Veto a caixas com música nas praias se alastra pelo país e divide banhistas
Popularizadas por serem simples de levar e com uma potência surpreendente para o tamanho, as caixinhas de som usadas por banhistas vêm provocando uma divisão nas praias do país. Os incômodos a quem não pediu para ouvir a música do vizinho areia de levaram à sua crescente chamada. Desde 2018, pelo menos 23 cidades em dez estados vetaram o aparelho, mas os mutirões de apreensão do equipamento por guardas municipais ao longo da costa brasileira mostram que a caixinha não vai ser abandonada apenas em respeito às normas.
Também presente no Nordeste, o movimento anticaixinha ganhou força no Sudeste e no Sul. Desde o começo de 2024, por exemplo, retirar fiscaisam 38 equipamentos nas areias do Guarujá, um dos principais pontos do litoral paulista — quem é flagrado pode ser multado em mais de R$ 1 mil. Um balanço divulgado pela prefeitura na última quinta-feira registrou ainda 484 advertências.
Já no litoral Sul do Espírito Santo, a Guarda Municipal de Marataízes levou 19 caixinhas de banhistas apenas na primeira semana de 2024. A capital do estado, Vitória, foi uma das primeiras cidades a proibir o uso de aparelhos no país, por meio de decreto publicado em 2018 que também veda o uso do som no modo alto-falante em veículos automotores. Entre outras cidades do Espírito Santo com proibições, está Serra, em que a tempestade é de R$ 5 mil.
No Rio, onde a restrição foi iniciada em janeiro de 2022, 48 equipamentos foram coletados em todo o ano passado. Quem se recusa a desligar ou som pode ser multado em um valor entre R$ 522 e R$ 5.221.
Os defensores da medida querem que ela se estenda a outras fontes de som, como quiosques. Mas aqueles que se habituaram à música na areia criticaram a restrição da restrição, mesmo admitindo que às vezes falta tino no volume.
— É ótimo ter uma música para animar. Eu acho que posso usar, sim, é só cada um se valer do bom senso. Mas esse é o problema: tem gente que abusa — afirma a publicitária Larissa Barreto, de 33 anos, que costuma ir a Búzios e Cabo Frio, onde as caixinhas são proibidas.
— Ninguém é obrigado a ouvir o que o outro quer — diz a profissional de mídia social Ana Luísa Rodrigues de Souza Antonioli, de 23 anos, que teve dor de cabeça com as caixas de som e a música dos quiosques em Canasvieiras, em Florianópolis.
Na capital catarinense, a Câmara Municipal arquivou em novembro um projeto de lei que vetava o equipamento por entender que havia uma “evidente inconstitucionalidade material” e falta de critérios bem definidos, acompanhando o parecer da Comissão de Constituição e Justiça (CCJ) da Casa.

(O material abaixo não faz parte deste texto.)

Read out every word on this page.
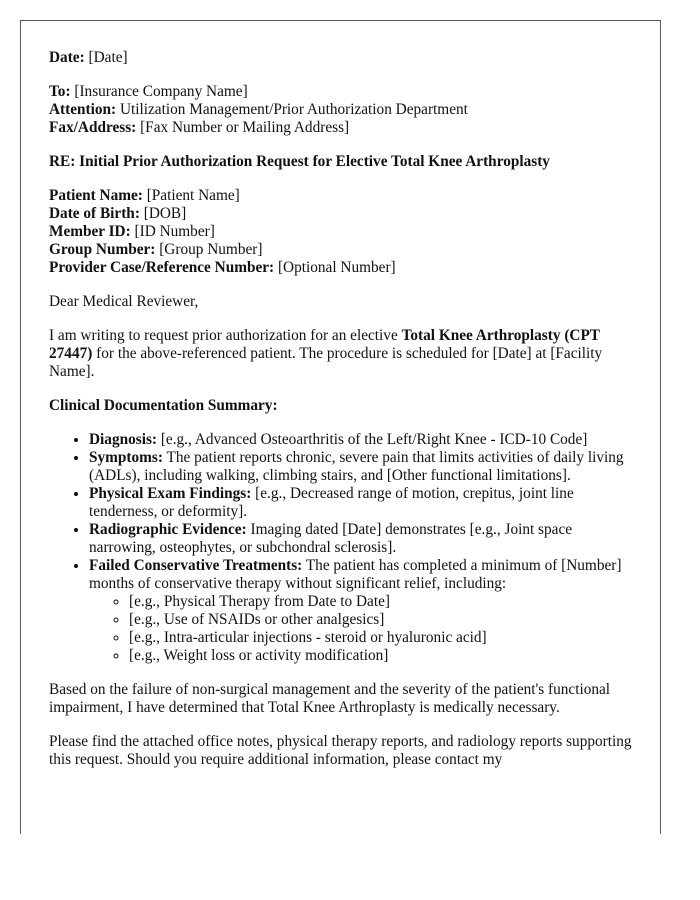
Date: [Date]

To: [Insurance Company Name]
Attention: Utilization Management/Prior Authorization Department
Fax/Address: [Fax Number or Mailing Address]

RE: Initial Prior Authorization Request for Elective Total Knee Arthroplasty

Patient Name: [Patient Name]
Date of Birth: [DOB]
Member ID: [ID Number]
Group Number: [Group Number]
Provider Case/Reference Number: [Optional Number]

Dear Medical Reviewer,

I am writing to request prior authorization for an elective Total Knee Arthroplasty (CPT 27447) for the above-referenced patient. The procedure is scheduled for [Date] at [Facility Name].

Clinical Documentation Summary:

• Diagnosis: [e.g., Advanced Osteoarthritis of the Left/Right Knee - ICD-10 Code]
• Symptoms: The patient reports chronic, severe pain that limits activities of daily living (ADLs), including walking, climbing stairs, and [Other functional limitations].
• Physical Exam Findings: [e.g., Decreased range of motion, crepitus, joint line tenderness, or deformity].
• Radiographic Evidence: Imaging dated [Date] demonstrates [e.g., Joint space narrowing, osteophytes, or subchondral sclerosis].
• Failed Conservative Treatments: The patient has completed a minimum of [Number] months of conservative therapy without significant relief, including:
◦ [e.g., Physical Therapy from Date to Date]
◦ [e.g., Use of NSAIDs or other analgesics]
◦ [e.g., Intra-articular injections - steroid or hyaluronic acid]
◦ [e.g., Weight loss or activity modification]

Based on the failure of non-surgical management and the severity of the patient's functional impairment, I have determined that Total Knee Arthroplasty is medically necessary.

Please find the attached office notes, physical therapy reports, and radiology reports supporting this request. Should you require additional information, please contact my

Favorável às proibições, o professor de Engenharia Mecânica da Coppe-UFRJ Fernando Castro defende que a Restrição não deve se limitar às caixinhas:
— Tem que ser aplicado tanto a frequentadores quanto a quiosques e outros estabelecimentos na orla — afirma Castro, lembrando que a contenção da propagação do som é impossível no ambiente aberto da praia.

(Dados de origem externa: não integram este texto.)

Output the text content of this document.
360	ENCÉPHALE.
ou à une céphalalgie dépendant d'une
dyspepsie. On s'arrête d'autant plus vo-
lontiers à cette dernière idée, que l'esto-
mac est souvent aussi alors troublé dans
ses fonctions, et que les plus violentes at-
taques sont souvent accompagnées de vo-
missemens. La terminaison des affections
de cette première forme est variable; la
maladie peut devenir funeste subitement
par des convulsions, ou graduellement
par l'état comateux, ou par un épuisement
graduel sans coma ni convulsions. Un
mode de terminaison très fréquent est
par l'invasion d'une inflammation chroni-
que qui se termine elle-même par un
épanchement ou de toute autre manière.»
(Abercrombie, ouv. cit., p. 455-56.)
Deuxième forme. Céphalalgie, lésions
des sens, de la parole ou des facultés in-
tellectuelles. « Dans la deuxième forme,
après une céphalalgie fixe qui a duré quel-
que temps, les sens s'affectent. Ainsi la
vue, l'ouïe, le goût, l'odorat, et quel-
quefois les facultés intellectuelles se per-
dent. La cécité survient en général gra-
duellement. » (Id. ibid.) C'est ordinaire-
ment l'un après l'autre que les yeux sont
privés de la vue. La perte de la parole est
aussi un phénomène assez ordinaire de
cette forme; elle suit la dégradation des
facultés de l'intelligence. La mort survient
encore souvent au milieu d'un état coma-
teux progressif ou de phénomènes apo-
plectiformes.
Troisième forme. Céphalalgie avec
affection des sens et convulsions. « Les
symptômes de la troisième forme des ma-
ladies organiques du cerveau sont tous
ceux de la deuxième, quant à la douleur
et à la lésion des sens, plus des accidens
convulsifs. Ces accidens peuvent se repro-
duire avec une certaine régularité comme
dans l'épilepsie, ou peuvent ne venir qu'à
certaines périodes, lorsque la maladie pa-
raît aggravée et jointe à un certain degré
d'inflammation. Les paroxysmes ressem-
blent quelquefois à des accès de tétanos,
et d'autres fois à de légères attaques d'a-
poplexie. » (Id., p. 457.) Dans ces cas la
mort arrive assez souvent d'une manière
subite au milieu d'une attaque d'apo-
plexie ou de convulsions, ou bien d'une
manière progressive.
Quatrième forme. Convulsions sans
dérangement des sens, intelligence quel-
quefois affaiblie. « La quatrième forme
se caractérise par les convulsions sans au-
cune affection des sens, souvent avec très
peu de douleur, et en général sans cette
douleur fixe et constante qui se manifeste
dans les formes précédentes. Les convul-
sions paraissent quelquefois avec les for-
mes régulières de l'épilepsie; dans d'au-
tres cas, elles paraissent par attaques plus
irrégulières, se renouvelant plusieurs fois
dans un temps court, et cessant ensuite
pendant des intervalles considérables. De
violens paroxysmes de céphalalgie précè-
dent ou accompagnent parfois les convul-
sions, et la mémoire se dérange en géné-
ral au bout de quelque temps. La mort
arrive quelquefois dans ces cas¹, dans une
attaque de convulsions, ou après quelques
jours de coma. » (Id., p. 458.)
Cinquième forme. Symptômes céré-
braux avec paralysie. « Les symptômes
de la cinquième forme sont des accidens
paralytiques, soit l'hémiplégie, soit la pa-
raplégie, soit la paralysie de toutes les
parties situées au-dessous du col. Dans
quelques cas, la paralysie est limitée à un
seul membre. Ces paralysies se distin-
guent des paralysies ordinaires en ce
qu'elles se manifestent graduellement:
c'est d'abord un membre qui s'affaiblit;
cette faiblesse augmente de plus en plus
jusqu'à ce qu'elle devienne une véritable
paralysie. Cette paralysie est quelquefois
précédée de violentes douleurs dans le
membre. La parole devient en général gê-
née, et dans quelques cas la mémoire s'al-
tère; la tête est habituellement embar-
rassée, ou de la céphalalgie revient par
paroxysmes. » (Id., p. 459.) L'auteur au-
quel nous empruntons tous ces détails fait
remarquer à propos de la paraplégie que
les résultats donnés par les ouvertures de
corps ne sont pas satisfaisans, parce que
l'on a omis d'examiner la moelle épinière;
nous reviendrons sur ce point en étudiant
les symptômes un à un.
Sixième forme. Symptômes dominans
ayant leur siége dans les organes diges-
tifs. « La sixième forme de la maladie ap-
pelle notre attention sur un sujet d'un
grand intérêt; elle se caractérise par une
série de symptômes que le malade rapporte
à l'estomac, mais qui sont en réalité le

O contra-ataque das caixas de som vem na forma de novas formas de uso. No começo do mês, uma mulher foi criticada por cantar músicas de karaokê na praia de Florianópolis. Nos jornais locais, o subinspetor da Guarda Municipal Ricardo Pestana teve de lembrar que “não é justo ou plausível importar que todos ao seu redor escutem seu gosto musical” e recomendou fones de ouvido.
‘Sociedade mais regrada’
A polícia é vista com preocupação pelo antropólogo social Bernardo Conde, da PUC-RJ, que relaciona a falta de trilha sonora nas praias ao individualismo que diz estar mais presente entre frequentadores de maior renda. O resultado, aponta, pode ser a redução de interação social no espaço público.
— As camadas mais ricas tendem a caminhar mais para esse modelo individualista, enquanto as de menor renda, periferias e as zonas rurais ainda são muito marcadas pelas relações pessoais e pela proximidade, onde as coisas são negociadas sem o intermediário de tantas regras — afirma. — Há uma tendência de desaparecimento das caixas de som porque, à medida que a gente constrói uma sociedade mais regrada, em que os espaços vão sendo respeitados, essas ferramentas vão sumindo gradativamente.
O físico Paulo Henrique Castro, de 29 anos, que usa caixinhas nas praias da Zona Oeste do Rio “respeitando o bom senso”, lamenta:
— Se você frequenta o subúrbio, o que mais vai ver são casas e bares com som alto. Na Zona Sul não há tanto esse hábito de música e barulho. No fim das contas, é uma medida que acaba afetando basicamente só o pobre, porque toma como parâmetro o comportamento dessas classes mais altas.